Genaugenommen wohl eine Alternativweltgeschichte. Aber mit den Gedankenspielen (was wäre wenn) hast du angefangen, und ich treib’s nur noch weiter, weil mich bestimmte Fragen daran interessieren. (Und interessant sind Fragen immer dann, wenn man selber die Antwort noch nicht kennt. Das heisst, ich bin mir selber nicht sicher, was ich darauf antworten würde.)
Danke, echt großzügig von dir. Ich glaube, ich bin in dem Fall unvoreingenommener als du. Du scheinst mir an der Stelle gefangen in typischen Denkmustern und Denkverboten. Das hier zum Beispiel:
> Würdest du es verwerflich finden, wenn jemand seinen Sohn in das Camp schickt, damit dieser hetero wird?
Gleich ans Designer-Baby zu denken, ist so ein typisches Denkmuster.
Du hast meine Frage nicht verstanden. Nochmal ganz von vorne. Es ging darum, dass du praktisch gesagt hast, Homosexualität wäre auch dann okay, wenn sie durch die Sozialisation käme. Nun nehme ich an, dass du meintest: wenn sie durch die Sozialisation käme, man aber nicht genau weiss, wie das passiert. Anders gesagt: Der Homo hätte sich in dem Fall seine Sexualität nicht ausgesucht. (Genauso wenig wie der Pädophile übrigens. Ich befürchte allerdings, dass mein Erwähnen des Pädophilen hier schon wieder von manchem als Abwertung des Homosexuellen empfunden werden könnte, genauso wie der Vergleich mit dem Behinderten, obwohl ja beide auch nichts dafür können und ein nicht kriminell werdender Pädophiler genauso wenig abzuwerten ist wie irgendjemand sonst. Vergessen wir diesen Gedankengang also lieber ganz schnell wieder, er bringt uns nur vom Thema ab.)
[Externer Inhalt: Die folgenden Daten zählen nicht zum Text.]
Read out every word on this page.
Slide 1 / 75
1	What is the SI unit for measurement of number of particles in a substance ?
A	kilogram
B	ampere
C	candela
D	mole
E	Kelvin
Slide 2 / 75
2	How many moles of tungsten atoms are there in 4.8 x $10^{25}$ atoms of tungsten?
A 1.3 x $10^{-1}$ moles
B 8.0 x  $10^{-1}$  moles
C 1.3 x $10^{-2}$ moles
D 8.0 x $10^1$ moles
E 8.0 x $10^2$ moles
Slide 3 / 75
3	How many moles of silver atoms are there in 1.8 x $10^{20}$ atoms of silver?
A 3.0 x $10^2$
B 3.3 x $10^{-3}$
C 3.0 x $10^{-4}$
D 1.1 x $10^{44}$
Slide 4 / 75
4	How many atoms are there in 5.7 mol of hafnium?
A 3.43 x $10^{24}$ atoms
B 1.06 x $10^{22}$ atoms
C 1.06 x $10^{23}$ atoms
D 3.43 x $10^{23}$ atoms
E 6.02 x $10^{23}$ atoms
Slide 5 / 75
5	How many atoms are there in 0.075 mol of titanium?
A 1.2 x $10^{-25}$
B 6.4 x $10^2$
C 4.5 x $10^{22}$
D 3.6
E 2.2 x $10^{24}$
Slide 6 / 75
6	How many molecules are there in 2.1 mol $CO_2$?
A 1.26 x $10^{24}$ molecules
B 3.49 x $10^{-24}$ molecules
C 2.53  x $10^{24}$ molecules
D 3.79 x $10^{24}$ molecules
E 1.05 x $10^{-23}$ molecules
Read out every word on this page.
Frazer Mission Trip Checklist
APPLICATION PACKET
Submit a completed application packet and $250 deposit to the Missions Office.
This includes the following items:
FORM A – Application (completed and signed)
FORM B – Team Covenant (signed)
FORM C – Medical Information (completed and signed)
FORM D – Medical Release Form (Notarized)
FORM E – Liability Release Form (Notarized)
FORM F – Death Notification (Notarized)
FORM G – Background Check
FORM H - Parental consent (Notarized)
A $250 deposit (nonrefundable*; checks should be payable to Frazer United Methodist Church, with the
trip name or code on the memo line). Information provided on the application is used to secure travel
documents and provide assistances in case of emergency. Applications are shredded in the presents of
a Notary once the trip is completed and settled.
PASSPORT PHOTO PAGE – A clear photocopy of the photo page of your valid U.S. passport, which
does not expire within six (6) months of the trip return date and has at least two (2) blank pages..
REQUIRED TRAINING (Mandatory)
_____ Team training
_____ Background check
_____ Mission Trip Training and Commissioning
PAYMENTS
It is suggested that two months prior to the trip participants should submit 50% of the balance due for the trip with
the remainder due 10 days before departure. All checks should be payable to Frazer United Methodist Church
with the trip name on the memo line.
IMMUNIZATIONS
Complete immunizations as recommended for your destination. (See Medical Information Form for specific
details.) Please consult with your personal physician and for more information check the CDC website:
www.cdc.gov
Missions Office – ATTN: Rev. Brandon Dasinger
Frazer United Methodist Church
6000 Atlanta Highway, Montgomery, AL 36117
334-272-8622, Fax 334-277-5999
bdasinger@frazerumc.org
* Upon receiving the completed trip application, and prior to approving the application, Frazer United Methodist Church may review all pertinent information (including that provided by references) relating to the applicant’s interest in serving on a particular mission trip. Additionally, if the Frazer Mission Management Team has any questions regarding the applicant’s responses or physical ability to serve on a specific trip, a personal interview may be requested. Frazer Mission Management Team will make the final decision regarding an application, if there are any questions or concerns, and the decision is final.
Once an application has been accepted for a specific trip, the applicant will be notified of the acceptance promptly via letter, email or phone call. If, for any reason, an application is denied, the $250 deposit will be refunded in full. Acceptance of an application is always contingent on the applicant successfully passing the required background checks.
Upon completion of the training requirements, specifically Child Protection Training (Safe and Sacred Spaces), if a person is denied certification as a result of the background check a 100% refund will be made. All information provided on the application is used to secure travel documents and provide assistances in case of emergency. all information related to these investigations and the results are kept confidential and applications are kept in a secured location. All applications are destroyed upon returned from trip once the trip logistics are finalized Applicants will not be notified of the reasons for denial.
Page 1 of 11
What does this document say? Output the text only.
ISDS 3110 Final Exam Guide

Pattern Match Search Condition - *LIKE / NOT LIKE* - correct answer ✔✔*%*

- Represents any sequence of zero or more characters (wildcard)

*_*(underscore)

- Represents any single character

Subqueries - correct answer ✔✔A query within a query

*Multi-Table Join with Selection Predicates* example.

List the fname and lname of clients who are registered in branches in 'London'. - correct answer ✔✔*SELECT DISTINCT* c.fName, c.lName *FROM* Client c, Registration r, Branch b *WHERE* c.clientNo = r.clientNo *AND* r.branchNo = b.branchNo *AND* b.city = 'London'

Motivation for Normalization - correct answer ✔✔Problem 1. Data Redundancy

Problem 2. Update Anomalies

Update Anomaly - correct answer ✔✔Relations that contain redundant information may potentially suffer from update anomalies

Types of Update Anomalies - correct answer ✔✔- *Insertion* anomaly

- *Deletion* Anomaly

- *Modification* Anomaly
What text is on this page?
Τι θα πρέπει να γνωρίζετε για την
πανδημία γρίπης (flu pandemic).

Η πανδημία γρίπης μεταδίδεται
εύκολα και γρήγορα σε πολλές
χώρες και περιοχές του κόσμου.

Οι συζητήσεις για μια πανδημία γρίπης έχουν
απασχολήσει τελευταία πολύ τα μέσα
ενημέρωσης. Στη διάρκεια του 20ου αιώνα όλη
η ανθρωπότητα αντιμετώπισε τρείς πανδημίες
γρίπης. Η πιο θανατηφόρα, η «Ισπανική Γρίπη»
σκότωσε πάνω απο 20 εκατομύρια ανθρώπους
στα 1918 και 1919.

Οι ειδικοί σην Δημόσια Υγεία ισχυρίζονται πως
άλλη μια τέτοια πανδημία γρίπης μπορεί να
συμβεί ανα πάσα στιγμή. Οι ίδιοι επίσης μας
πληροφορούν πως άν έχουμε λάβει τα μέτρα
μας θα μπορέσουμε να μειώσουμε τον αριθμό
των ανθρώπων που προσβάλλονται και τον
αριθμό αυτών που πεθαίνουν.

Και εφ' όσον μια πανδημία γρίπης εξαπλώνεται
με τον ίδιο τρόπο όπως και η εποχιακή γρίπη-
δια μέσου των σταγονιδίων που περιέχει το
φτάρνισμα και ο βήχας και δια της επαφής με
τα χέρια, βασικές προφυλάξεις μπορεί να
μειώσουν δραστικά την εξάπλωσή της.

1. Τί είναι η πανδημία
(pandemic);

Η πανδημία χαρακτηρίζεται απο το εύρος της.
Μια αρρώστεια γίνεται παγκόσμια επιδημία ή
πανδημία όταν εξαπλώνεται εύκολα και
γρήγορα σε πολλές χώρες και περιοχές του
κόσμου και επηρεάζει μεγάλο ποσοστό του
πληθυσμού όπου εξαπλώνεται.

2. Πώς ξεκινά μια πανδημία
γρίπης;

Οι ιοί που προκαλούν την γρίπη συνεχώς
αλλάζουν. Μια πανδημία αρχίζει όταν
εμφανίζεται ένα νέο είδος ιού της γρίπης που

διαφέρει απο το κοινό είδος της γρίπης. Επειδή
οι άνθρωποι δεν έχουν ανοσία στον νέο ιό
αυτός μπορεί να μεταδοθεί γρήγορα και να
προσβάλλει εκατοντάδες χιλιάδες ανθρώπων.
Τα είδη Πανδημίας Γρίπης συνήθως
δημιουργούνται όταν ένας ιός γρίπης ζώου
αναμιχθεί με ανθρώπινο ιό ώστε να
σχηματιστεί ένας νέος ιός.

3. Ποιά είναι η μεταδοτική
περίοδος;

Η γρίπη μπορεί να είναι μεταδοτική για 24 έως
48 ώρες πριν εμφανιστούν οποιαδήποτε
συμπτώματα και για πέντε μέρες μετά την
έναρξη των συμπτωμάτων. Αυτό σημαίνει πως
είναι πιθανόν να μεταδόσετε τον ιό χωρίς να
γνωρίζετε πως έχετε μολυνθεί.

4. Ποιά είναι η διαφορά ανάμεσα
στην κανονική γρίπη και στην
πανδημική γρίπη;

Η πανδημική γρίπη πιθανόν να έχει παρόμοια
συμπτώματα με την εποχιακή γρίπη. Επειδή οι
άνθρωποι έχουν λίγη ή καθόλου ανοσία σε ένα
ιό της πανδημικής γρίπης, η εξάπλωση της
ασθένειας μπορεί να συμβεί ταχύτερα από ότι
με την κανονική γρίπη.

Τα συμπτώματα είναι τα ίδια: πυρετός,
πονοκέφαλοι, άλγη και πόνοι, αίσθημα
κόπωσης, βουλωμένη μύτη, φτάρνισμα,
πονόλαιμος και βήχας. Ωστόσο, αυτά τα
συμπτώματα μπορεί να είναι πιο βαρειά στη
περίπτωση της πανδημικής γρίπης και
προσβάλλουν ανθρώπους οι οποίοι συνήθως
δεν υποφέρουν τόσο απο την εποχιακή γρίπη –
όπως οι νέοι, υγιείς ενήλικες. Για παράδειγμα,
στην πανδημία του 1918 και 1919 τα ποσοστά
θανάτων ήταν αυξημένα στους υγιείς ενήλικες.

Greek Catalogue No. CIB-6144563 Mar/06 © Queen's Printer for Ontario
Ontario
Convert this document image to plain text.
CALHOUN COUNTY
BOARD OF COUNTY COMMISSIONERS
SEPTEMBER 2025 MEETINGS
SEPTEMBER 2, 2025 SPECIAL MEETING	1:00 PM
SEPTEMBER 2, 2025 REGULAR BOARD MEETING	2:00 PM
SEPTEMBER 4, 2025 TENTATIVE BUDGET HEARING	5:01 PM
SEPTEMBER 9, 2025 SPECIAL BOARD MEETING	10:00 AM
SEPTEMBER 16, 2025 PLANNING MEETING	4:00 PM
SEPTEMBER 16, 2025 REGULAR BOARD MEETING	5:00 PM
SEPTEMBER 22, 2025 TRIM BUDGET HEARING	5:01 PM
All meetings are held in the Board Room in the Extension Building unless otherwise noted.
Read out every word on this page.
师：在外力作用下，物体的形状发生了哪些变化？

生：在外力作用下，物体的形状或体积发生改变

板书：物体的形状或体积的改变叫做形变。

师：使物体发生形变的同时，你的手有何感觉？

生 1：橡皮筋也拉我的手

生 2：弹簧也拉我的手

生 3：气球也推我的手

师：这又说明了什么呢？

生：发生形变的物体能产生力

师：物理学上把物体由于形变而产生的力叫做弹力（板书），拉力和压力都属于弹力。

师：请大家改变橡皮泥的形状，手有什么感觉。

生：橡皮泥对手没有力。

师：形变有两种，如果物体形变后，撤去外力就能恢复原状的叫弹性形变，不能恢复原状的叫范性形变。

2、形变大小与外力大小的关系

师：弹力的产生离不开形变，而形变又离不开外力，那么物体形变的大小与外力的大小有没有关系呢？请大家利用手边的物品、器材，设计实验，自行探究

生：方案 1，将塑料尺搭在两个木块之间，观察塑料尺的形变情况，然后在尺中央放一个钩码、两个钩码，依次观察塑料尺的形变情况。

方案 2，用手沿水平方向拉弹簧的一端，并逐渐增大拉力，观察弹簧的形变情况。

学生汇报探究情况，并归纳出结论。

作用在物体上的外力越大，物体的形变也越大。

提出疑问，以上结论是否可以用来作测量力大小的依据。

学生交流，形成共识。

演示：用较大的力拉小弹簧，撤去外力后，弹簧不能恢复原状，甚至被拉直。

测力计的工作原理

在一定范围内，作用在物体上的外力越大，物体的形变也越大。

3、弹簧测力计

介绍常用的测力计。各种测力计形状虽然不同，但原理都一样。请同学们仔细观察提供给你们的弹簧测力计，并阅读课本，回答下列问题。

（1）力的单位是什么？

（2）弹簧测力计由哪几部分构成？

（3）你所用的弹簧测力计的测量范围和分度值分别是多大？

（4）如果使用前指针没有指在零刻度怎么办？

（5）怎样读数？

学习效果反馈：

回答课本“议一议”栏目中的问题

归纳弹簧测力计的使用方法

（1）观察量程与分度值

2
Jetzt nehmen wir aber mal an, die Mechanismen, wie jemand im Laufe seines Heranwachsens homosexuell wird, seien erstens bekannt (eingehend erforscht) und zweitens sehr simpel. Und weil sie so simpel sind, könnten wir sie auch ganz einfach beeinflussen. Denn: Sozialisation IST Programmierung. Wenn du deinem Kind irgendwas beibringst oder es zurechtweist, dann „programmierst“ du es doch auch. In der Regel ohne große Nebenwirkung. Und der Gedankengang, zu dem ich dich was fragen möchte, sieht halt vor, dass man die sexuelle Orientierung ohne große „Umprogrammierung“ und „Horror-Camps“, sondern mit Mitteln steuern könnte, die weit weniger mit Zwängen oder Druck zu tun haben, als alle möglichen anderen Erziehungsmaßnahmen (z.B. Schule). Stell dir irgendwas vor, meinetwegen „Homosexuell wird der, dessen Eltern ein rotes Sofa besitzen.“ Und jetzt meine Fragen dazu:
- Wenn es so klar und so einfach wäre, dann wärst du ja nicht nur verantwortlich fürs Tun (das Sofa wechseln), sondern auch fürs Nichtstun (das rote Sofa drinlassen). Würdest du dann auch noch dafür plädieren, den Dingen „ihren natürlichen Lauf zu lassen“? Würdest du dann sagen, es ist halt Schicksal, dass wir uns damals in dem Möbelhaus für das rote Sofa entschieden haben und nicht für das graue, obwohl uns das erst besser gefiel?
Und wenn es ein bisschen komplizierter wäre, zum Beispiel nicht die Farbe des Sofas entscheidet, sondern die Anzahl der Mädels in der Schulklasse, aber du könntest ohne große Probleme die Schule wechseln, so dass die Entscheidung immer noch in deiner Hand läge? Wie schwierig müsste die Maßnahme denn umzusetzen sein, dass du sagen würdest, das soll lieber das Schicksal entscheiden?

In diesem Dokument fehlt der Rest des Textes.